In [1]:
# !usr/bin/python
# -*- encoding: utf-8 -*-
# Project: Visual Geometry Group
# Author: Tracy Tao
# Date: 2022/04/11
import torch 
from torch import nn
from d2l import torch as d2l

In [2]:
def vgg_block(num_convs, in_channels, out_channels):
    layers = []
    for _ in range(num_convs):
        layers.append(nn.Conv2d(in_channels, out_channels, kernel_size = 3, padding =1))
        layers.append(nn.ReLU())
        in_channels = out_channels
    layers.append(nn.MaxPool2d(kernel_size = 2, stride =2))
    return nn.Sequential(*layers)

![image.png](attachment:1f97b173-df59-4fb0-8de8-09acaf73a2f2.png)

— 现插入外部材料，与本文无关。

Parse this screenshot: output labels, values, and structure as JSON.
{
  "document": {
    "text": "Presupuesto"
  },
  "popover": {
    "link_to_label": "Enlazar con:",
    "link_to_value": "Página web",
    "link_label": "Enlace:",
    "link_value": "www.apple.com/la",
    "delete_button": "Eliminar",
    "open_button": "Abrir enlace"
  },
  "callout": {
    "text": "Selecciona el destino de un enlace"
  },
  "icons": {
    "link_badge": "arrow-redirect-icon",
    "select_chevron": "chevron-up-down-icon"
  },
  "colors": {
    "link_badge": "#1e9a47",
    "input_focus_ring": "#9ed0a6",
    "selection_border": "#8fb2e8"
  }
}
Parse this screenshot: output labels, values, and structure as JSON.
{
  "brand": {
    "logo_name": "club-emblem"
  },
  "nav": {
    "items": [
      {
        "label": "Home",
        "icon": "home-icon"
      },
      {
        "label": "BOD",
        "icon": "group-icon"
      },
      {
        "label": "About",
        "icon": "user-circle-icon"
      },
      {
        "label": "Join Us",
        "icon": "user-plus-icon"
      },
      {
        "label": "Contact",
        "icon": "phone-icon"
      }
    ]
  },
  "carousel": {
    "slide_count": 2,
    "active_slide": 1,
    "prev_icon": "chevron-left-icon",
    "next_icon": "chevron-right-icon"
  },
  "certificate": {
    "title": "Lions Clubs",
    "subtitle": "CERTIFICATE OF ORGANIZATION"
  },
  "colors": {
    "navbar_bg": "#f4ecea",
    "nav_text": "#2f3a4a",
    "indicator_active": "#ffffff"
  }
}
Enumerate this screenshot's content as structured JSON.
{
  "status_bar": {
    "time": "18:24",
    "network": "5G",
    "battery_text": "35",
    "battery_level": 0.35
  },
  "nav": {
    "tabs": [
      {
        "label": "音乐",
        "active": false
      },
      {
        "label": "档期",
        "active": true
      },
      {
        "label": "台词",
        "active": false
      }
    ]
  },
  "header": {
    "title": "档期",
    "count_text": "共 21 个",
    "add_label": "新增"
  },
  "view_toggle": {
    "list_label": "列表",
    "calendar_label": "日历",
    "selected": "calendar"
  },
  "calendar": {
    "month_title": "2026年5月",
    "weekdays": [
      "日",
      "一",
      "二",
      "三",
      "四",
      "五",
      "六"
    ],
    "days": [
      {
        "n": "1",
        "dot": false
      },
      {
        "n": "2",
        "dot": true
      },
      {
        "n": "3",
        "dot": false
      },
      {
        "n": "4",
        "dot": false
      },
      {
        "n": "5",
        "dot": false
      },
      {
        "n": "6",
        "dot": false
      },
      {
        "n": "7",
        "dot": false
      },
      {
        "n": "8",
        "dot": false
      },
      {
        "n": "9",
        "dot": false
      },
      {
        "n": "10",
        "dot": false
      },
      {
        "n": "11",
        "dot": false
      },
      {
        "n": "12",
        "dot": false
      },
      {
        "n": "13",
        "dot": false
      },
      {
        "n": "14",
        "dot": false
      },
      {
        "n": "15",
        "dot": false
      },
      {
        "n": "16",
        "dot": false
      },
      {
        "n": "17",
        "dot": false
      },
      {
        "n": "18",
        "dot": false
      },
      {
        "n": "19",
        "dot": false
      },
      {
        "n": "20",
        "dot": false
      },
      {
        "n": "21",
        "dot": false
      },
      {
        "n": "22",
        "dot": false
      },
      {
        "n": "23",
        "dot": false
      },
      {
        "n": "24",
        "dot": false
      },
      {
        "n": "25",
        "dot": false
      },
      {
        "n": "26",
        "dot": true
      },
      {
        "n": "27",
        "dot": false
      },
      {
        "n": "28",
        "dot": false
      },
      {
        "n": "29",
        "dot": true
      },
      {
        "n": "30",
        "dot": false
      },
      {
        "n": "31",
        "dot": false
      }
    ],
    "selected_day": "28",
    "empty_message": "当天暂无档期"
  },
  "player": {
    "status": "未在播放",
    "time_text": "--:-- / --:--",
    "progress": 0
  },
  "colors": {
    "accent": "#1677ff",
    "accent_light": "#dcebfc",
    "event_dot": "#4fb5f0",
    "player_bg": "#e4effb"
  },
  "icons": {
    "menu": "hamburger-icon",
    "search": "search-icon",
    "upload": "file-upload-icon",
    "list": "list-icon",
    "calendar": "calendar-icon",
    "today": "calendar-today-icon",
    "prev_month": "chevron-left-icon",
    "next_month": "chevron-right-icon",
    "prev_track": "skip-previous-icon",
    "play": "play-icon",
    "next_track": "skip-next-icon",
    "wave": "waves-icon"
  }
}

- VGGNet可以看成是加深版的AlexNet，5层卷积层、3层全连接层、softmax层，层与层时间使用max-pooling，激活函数均为ReLU。

In [3]:
conv_arch = ((1, 64), (1, 128), (2, 256), (2, 512), (2, 512))

In [5]:
def vgg(conv_arch):
    conv_blks = []
    in_channels = 1
    for (num_convs, out_channels) in conv_arch:
        conv_blks.append(vgg_block(num_convs, in_channels, out_channels))
        in_channels = out_channels
    
    return nn.Sequential(*conv_blks, nn.Flatten(),
                         nn.Linear(out_channels * 7 * 7, 4096), nn.ReLU(), nn.Dropout(0.5),
                         nn.Linear(4096, 4096), nn.ReLU(), nn.Dropout(0.5),
                         nn.Linear(4096, 10))
net = vgg(conv_arch)

In [6]:
X = torch.randn(size=(1, 1, 224, 224))
for blk in net:
    X = blk(X)
    print(blk.__class__.__name__,'output shape:\t',X.shape)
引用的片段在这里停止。